Tuesday, July 13, 2010

Twilight: The Franchise That Ate Feminism (The Guardian, UK)

Anyway, Bella's like totally in love with him, and it's this that justifies the sacrifice of her human life. After all, Edward has qualities to die for. His determination to protect Bella's best interests verges on the abusively controlling. In particular, unusually for a well-favoured suitor, he's prepared to contain his carnal urges lest their gratification harm his beloved.
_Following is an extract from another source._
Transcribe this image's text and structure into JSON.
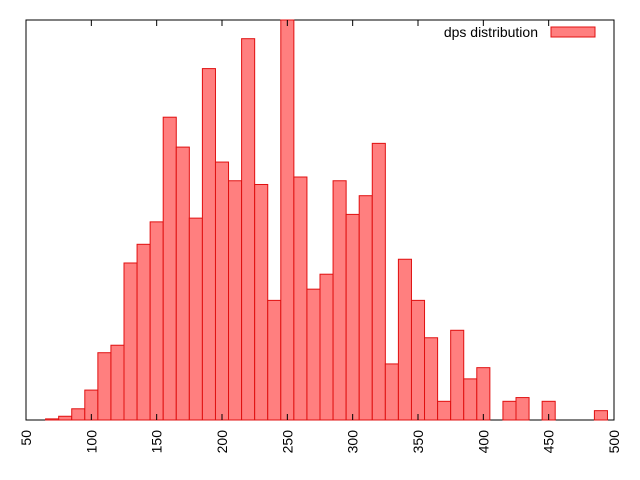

A warm-blooded rival for Bella's affections is available. Like Edward, Jacob the werewolf wants only what's best for her, but he's not as handsome as Edward, so nuts to him. In a climactic argument, the two guys debate what's best for her. As they decide her future she sleeps between them, the epitome of submissive passivity.
I will admit to reading the first book in this trilogy, and since I'm being honest, I will also admit that I didn't love it. Finally, I will admit that if I thought Robert Pattison was even remotely attractive, I may have been convinced to check out at least the first of the films. But I don't, so I didn't. But even after all those personal confessions, I understand it's appeal, and maybe if I were 15 I'd be gaga over the series, but alas, I am not. I wouldn't necessarily have made the connection to feminism that the article makes, but I think it's at least valid enough to consider.